Non-tuberculous mycobacteria (NTM), some of which are opportunistic human pathogens, are frequently detected in drinking water systems. There is growing evidence that drinking water disinfectants select for NTM. An important, but mostly unexplored area is the selection for NTM during biofiltration, which has become a popular technology in centralized drinking water treatment plants (DWTPs) in North America. Few if any studies have evaluated the impact of disinfectant exposure during backwashing on the selection for NTM in biologically active carbon (BAC) filters. We hypothesize that reducing disinfectant exposure of the microbial communities in BAC filters promotes more diverse biofilm communities with microbial populations that effectively outcompete pathogens, while achieving the same or better filtration performance. We are evaluating this hypothesis using a combination of full-scale and pilot-scale investigations at the Ann Arbor DWTP, with culture-independent, high-throughput microbiology. Specifically, we propose to test the impact of dechloraminating the backwash supply on filter microbial communities, focusing on whether this strategy reduces NTM levels. This research will result in strategies for utilities to reduce the levels of disinfectant-resistant, opportunistic pathogens in biological filters and thereby lower the likelihood of seeding the distribution networks with these microbes. While this work focuses on the Ann Arbor DWTP, it will be applicable to other utilities that practice biofiltration, especially those that pre-ozonate and use disinfectants in their backwash water.
Towards a predictive framework for microbial management in drinking water systems (Univ. of Glasgow, Scottish Water).
This project focused on the characterization of the microbial ecology of full-scale drinking water (DW) systems using DNA sequencing-based approaches.

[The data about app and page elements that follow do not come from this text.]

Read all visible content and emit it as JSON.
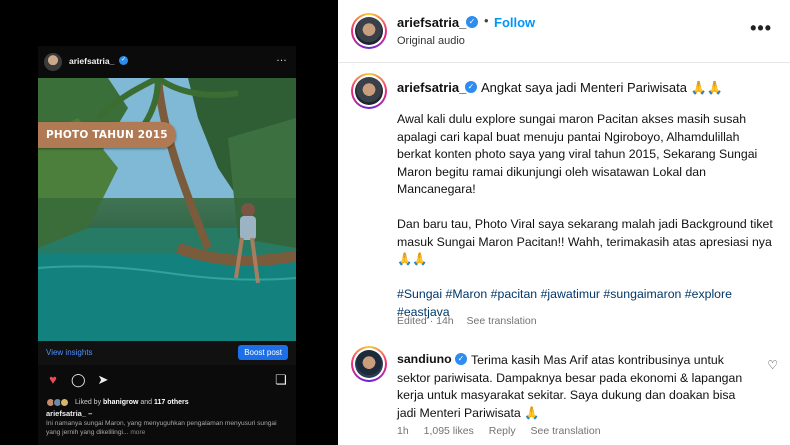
{
  "phone_post": {
    "username": "ariefsatria_",
    "more": "…",
    "photo_tag": "PHOTO TAHUN 2015",
    "view_insights": "View insights",
    "boost_post": "Boost post",
    "liked_by_prefix": "Liked by ",
    "liked_by_user": "bhanigrow",
    "liked_by_suffix": " and ",
    "liked_by_others": "117 others",
    "caption_user": "ariefsatria_",
    "caption_user_suffix": " –",
    "caption_text": "Ini namanya sungai Maron, yang menyuguhkan pengalaman menyusuri sungai yang jernih yang dikelilingi...",
    "caption_more": " more"
  },
  "header": {
    "username": "ariefsatria_",
    "separator": "•",
    "follow_label": "Follow",
    "audio_label": "Original audio",
    "more": "•••"
  },
  "caption": {
    "username": "ariefsatria_",
    "title": "Angkat saya jadi Menteri Pariwisata 🙏🙏",
    "paragraph1": "Awal kali dulu explore sungai maron Pacitan akses masih susah apalagi cari kapal buat menuju pantai Ngiroboyo, Alhamdulillah berkat konten photo saya yang viral tahun 2015, Sekarang Sungai Maron begitu ramai dikunjungi oleh wisatawan Lokal dan Mancanegara!",
    "paragraph2": "Dan baru tau, Photo Viral saya sekarang malah jadi Background tiket masuk Sungai Maron Pacitan!! Wahh, terimakasih atas apresiasi nya 🙏🙏",
    "hashtags": "#Sungai #Maron #pacitan #jawatimur #sungaimaron #explore #eastjava",
    "edited": "Edited · 14h",
    "see_translation": "See translation"
  },
  "comment": {
    "username": "sandiuno",
    "text": "Terima kasih Mas Arif atas kontribusinya untuk sektor pariwisata. Dampaknya besar pada ekonomi & lapangan kerja untuk masyarakat sekitar. Saya dukung dan doakan bisa jadi Menteri Pariwisata 🙏",
    "age": "1h",
    "likes": "1,095 likes",
    "reply": "Reply",
    "see_translation": "See translation"
  },
  "icons": {
    "like": "heart-icon",
    "comment": "comment-icon",
    "share": "share-icon",
    "save": "bookmark-icon",
    "verified": "verified-badge-icon",
    "comment_like": "heart-outline-icon"
  },
  "colors": {
    "accent": "#0095f6",
    "liked_heart": "#ed4956",
    "hashtag": "#00376b",
    "boost": "#1c6fe8",
    "photo_tag": "#b07a55"
  }
}
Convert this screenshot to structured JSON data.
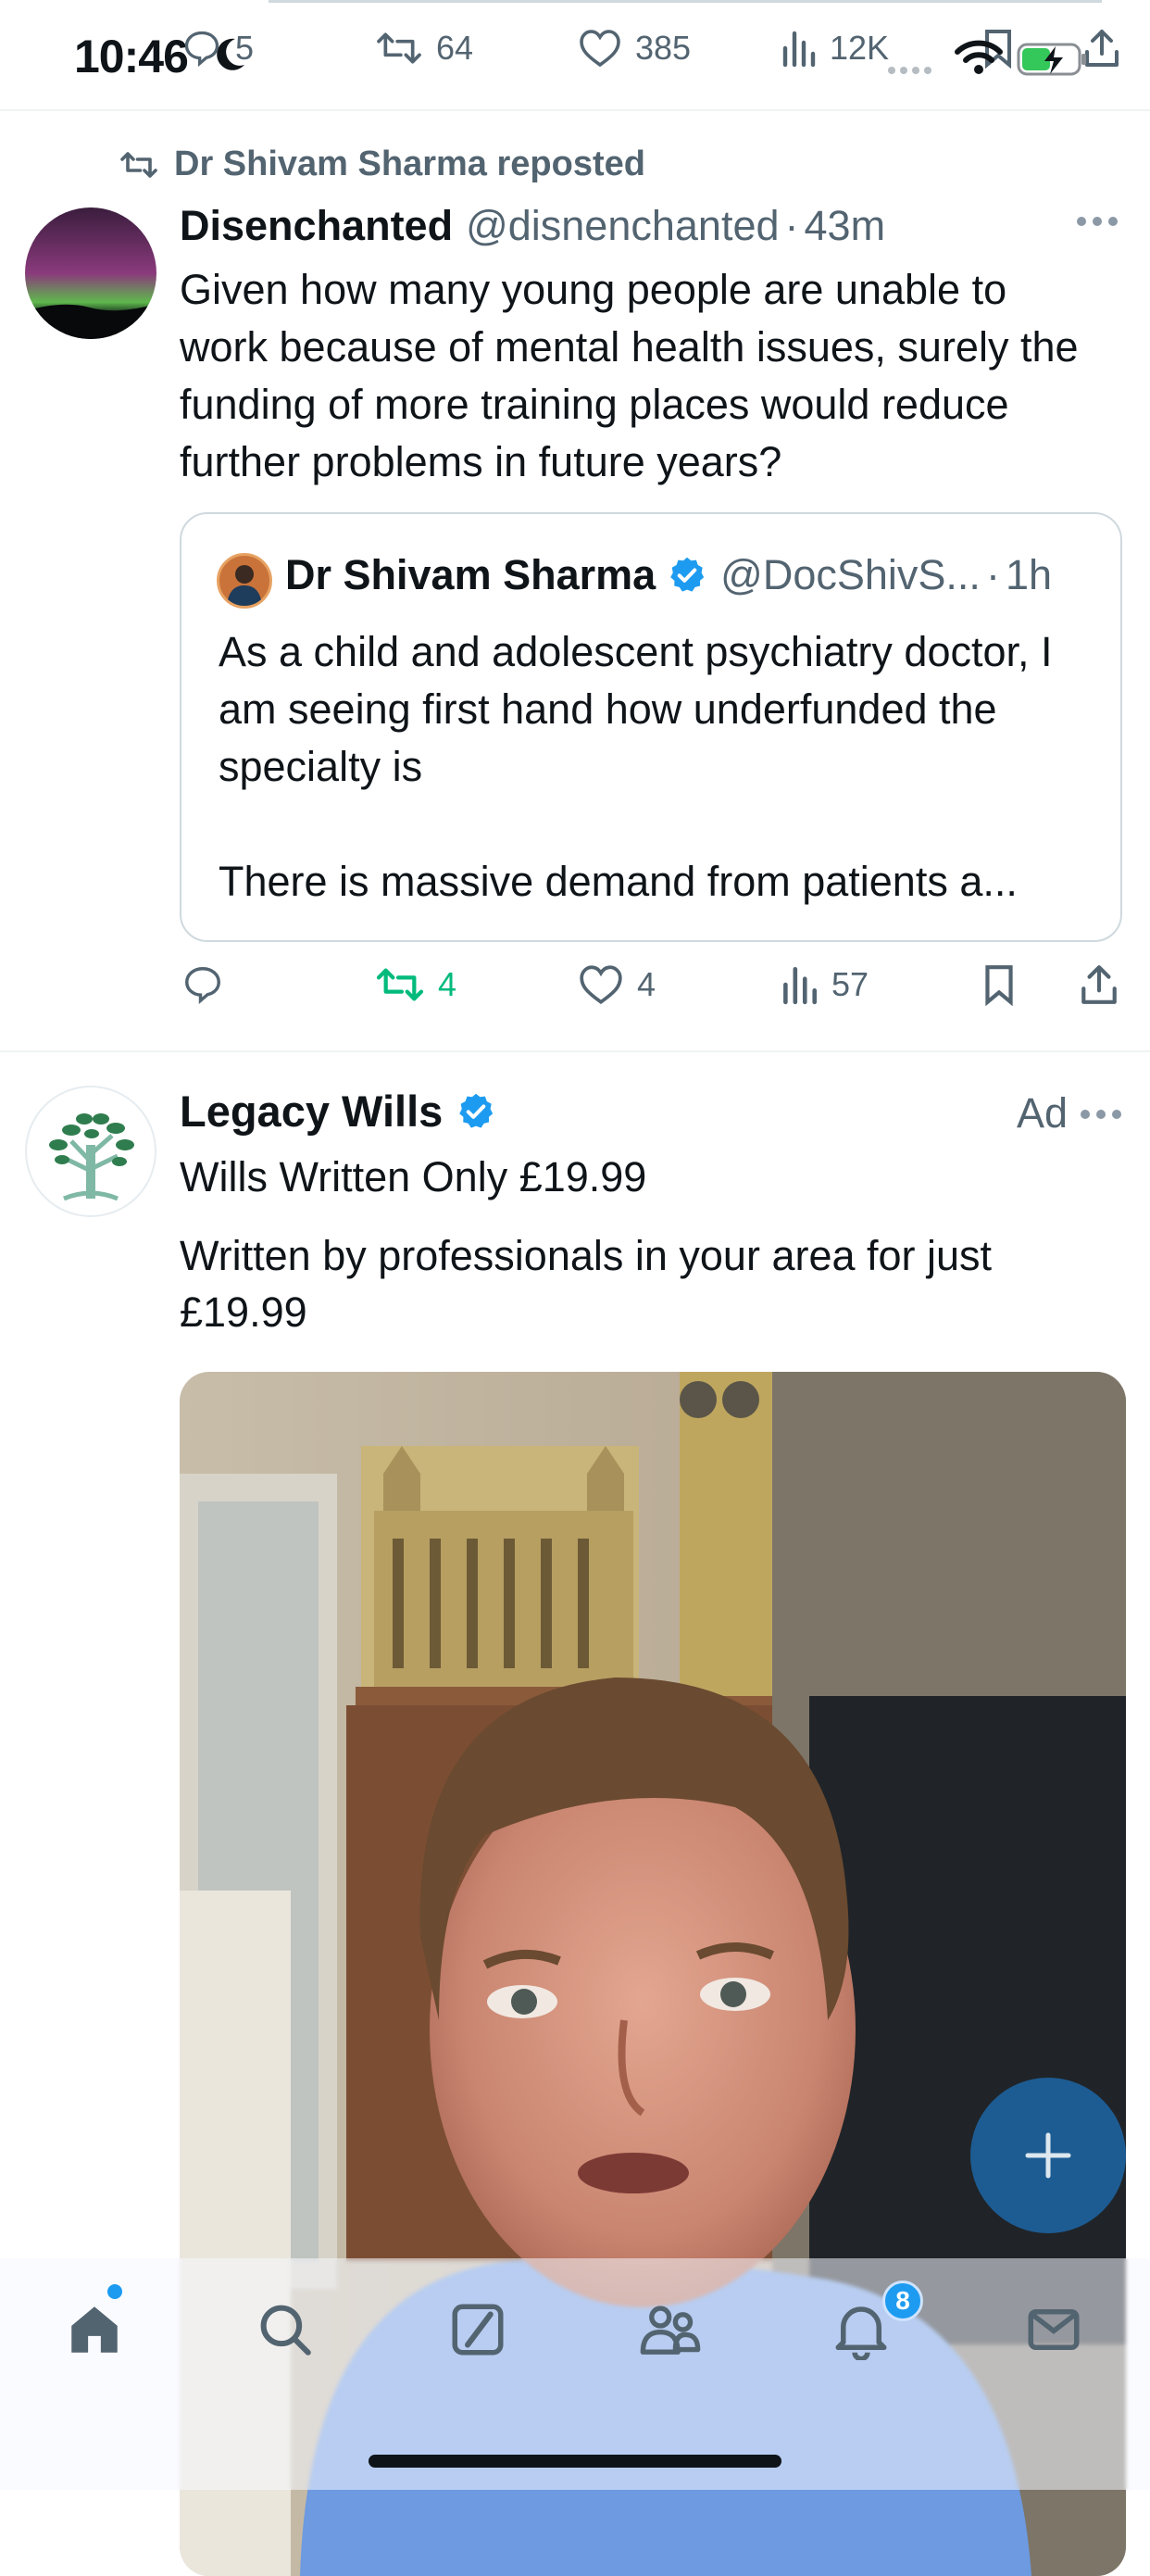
{
  "status_bar": {
    "time": "10:46"
  },
  "top_actions": {
    "replies": "5",
    "reposts": "64",
    "likes": "385",
    "views": "12K"
  },
  "tweet_repost": {
    "repost_label": "Dr Shivam Sharma reposted",
    "author_name": "Disenchanted",
    "author_handle": "@disnenchanted",
    "separator": "·",
    "time": "43m",
    "text": "Given how many young people are unable to work because of mental health issues, surely the funding of more training places would reduce further problems in future years?",
    "quote": {
      "author_name": "Dr Shivam Sharma",
      "author_handle": "@DocShivS...",
      "separator": "·",
      "time": "1h",
      "text_line1": "As a child and adolescent psychiatry doctor, I am seeing first hand how underfunded the specialty is",
      "text_line2": "There is massive demand from patients a..."
    },
    "actions": {
      "replies": "",
      "reposts": "4",
      "likes": "4",
      "views": "57"
    }
  },
  "tweet_ad": {
    "author_name": "Legacy Wills",
    "ad_label": "Ad",
    "headline": "Wills Written Only £19.99",
    "body": "Written by professionals in your area for just £19.99"
  },
  "nav": {
    "notifications_badge": "8"
  },
  "colors": {
    "accent": "#1d9bf0",
    "repost_green": "#00ba7c",
    "muted": "#536471"
  }
}
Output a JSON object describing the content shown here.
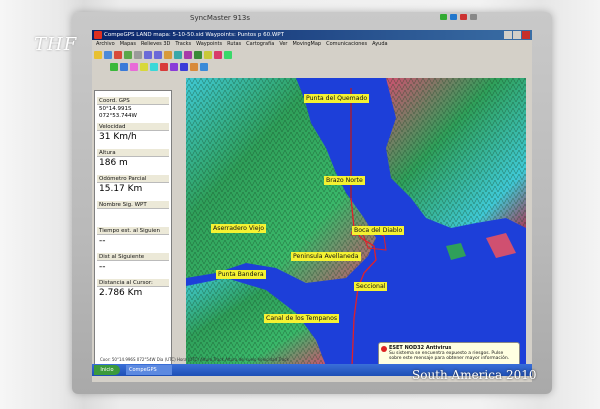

Multiple full-scale DW systems in Scotland were sampled, in order to elucidate the impacts of: (i) methodological variation and (ii) system properties on DW microbial communities, using a combination of bioinformatics and molecular microbial ecology. Regarding methodological variation, I elucidated the impacts of sample replication, PCR replication, sample volume and sampling flow rate on the structure and membership of DW microbial communities. Regarding system properties, I showed that microbial communities in DW distribution systems (DWDSs) undergo diurnal variation (and therefore are linked to water use patters/hydraulics in the systems), and that sampling location shapes the microbiome at small scales in the distribution system (i.e. nearby locations within a distribution zone). An assessment of the impact of source water type and treatment processes showed that disinfection is a key treatment step for community composition and functional potential, and that several genes related to protection against chlorine/oxygen species are overabundant in chlorinated and chloraminated systems, compared to disinfectant residual-free systems.
Previous research
Previously I worked on: (i) estimating the impact of climate change on water availability of two reservoirs in the UK (operated by Severn Trent Water), and (ii) an estimation of environmental flows in the Yuna River Basin, Dominican Republic, using indicators of hydrologic alteration.